Bülent Ersoy’la evliliğim yüzünden bana kız vermezler diyor. Unutmasın ki Bülent Ersoy’la olmak insana sadece şeref verir. Evliliğinin 20’inci gününde atlayıp zıplayıp sadakatsiz olursan sana kim güvenip de kız verir a çocuk. Ayrıca ben onun Seda Sayan Hanımefendi’nin programında yılan gibi kıvırdığı dansını daha önce görseydim onu zaten kendime koca etmezdim. O görüntüleri izledikten sonra zaten yatağımı ayırdım.

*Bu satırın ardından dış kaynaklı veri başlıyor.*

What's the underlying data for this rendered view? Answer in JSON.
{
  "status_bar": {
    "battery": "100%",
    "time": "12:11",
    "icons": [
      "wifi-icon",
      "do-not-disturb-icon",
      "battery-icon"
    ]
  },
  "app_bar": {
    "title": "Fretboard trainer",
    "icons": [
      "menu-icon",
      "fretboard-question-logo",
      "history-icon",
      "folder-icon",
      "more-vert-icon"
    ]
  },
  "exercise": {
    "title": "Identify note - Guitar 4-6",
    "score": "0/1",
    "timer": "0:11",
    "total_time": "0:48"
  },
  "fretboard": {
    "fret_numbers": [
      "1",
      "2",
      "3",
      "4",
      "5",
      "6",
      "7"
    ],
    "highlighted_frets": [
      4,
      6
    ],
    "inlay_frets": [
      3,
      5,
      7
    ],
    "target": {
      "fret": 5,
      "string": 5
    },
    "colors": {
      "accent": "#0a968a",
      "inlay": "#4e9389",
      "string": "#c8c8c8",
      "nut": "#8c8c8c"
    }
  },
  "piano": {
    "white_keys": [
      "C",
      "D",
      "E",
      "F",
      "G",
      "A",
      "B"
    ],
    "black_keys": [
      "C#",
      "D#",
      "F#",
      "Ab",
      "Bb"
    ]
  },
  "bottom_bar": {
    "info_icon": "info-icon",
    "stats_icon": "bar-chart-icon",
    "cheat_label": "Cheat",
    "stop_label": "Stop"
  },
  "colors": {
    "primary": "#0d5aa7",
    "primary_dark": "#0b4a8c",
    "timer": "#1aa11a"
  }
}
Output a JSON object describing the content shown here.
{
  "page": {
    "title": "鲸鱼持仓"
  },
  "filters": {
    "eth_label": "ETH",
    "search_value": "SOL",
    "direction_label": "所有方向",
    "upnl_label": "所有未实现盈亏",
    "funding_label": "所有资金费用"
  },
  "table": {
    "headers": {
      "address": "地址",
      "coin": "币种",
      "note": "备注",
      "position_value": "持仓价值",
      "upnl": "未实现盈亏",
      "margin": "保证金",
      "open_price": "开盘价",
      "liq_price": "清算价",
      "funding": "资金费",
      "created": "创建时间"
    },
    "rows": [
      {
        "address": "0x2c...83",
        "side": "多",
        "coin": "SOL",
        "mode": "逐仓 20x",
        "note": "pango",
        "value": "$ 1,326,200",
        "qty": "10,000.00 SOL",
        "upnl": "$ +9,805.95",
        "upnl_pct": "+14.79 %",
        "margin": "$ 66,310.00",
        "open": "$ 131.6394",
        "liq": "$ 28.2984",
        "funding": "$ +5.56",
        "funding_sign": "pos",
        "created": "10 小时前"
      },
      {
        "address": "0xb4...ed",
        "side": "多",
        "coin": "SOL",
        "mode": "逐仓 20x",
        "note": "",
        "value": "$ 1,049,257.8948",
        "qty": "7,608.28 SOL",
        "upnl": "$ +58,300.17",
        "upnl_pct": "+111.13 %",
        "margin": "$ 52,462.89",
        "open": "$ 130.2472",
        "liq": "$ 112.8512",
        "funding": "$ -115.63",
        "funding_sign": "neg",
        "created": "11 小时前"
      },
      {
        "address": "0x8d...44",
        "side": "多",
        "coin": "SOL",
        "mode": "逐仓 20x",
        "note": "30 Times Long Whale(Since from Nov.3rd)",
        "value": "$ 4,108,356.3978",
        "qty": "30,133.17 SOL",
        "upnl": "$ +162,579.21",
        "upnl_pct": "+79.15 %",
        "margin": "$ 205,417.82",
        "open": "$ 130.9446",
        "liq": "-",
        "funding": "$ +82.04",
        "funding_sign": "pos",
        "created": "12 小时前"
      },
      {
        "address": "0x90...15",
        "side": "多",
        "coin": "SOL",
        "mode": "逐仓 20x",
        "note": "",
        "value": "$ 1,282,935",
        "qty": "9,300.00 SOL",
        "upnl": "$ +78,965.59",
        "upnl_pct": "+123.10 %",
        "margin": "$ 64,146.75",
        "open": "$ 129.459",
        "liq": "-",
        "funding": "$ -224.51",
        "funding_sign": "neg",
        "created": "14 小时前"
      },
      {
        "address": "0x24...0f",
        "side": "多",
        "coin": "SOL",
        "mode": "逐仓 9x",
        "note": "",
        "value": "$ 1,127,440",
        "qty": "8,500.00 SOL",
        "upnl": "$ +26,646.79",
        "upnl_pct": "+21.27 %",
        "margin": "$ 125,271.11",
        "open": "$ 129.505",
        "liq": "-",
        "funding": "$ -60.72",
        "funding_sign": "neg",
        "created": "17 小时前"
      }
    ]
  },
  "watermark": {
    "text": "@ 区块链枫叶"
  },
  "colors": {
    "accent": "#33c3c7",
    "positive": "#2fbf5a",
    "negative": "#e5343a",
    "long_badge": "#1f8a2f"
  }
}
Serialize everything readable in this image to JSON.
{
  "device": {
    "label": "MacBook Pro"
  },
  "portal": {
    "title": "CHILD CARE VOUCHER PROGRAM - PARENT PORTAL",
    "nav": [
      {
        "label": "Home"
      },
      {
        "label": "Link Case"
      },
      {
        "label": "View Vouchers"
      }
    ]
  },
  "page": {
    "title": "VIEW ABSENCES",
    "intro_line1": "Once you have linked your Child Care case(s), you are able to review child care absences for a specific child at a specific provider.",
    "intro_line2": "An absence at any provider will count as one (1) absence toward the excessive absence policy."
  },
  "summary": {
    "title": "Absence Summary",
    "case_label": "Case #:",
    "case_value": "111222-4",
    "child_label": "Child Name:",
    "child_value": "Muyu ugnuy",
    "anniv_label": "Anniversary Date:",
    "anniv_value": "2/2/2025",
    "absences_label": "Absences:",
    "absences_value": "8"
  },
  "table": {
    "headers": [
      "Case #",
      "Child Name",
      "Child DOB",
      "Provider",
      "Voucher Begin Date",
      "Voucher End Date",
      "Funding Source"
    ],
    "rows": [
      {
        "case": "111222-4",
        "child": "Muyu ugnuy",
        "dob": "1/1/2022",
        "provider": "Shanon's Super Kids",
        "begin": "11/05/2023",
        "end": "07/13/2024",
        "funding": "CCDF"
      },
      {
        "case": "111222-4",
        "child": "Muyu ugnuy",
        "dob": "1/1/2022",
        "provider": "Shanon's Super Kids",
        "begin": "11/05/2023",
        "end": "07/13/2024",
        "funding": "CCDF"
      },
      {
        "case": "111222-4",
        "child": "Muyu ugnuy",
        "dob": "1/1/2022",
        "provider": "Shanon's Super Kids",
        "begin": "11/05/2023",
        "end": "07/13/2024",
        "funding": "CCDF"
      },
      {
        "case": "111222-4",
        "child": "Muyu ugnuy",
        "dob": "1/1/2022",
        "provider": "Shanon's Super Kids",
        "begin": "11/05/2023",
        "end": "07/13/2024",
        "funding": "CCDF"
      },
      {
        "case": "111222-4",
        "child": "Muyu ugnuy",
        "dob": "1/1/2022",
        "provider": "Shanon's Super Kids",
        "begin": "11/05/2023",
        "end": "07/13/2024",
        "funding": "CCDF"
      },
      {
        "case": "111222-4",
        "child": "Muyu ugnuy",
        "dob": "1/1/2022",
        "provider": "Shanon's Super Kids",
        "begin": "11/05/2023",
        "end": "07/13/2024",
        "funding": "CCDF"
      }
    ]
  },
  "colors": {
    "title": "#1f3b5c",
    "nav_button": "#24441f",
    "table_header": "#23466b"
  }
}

O çocuk benim hakkımda konuşmayı bırakıp kendisi gibi talebelerimden olan ‘ablam’ dediği evli bir şarkıcı namzetiyle kaldıkları otel odalarında program yetkilileri tarafından nasıl basıldığını hatırlasın. Sonra da benim bu görüntü ve çekilen fotoğrafları maddi manevi gücümü kullanıp nasıl hasır altı ettiğimi daha da unutmasın."

20 Kasım 2010 Cumartesi

Kanal D

Habercilikte çığır açtı Kanal D. Üç yaşında kayıp bir bebek var, bebeğin ailesinin evindeler ve canlı yayındalar. Neden ordasınız abi? Bebek bulunmamış daha, hani oldu da bulundu olası bir kavuşma anından iyi bir köpürtmeyle dehşet reyting toparlanabilir ama bebek yok ortada. Kenarda bir "az sooora" yazısı.

Muhabirin kulaklığına bir haber geliyor, muhabir bebeğin 5-6 yaşlarındaki abisini dışarı gönderiyor. Çok duyarlı sağolsun. Sonra da anneye "bir çocuk cesedi bulunmuş" diyor. Anne de kayış kopuyor ve kendini yerlere atıyor. Sonra da muhabir toparlıyor kendince: "çocuk sesi duyulmuş duyulmuş, ben yanlış anlamışım."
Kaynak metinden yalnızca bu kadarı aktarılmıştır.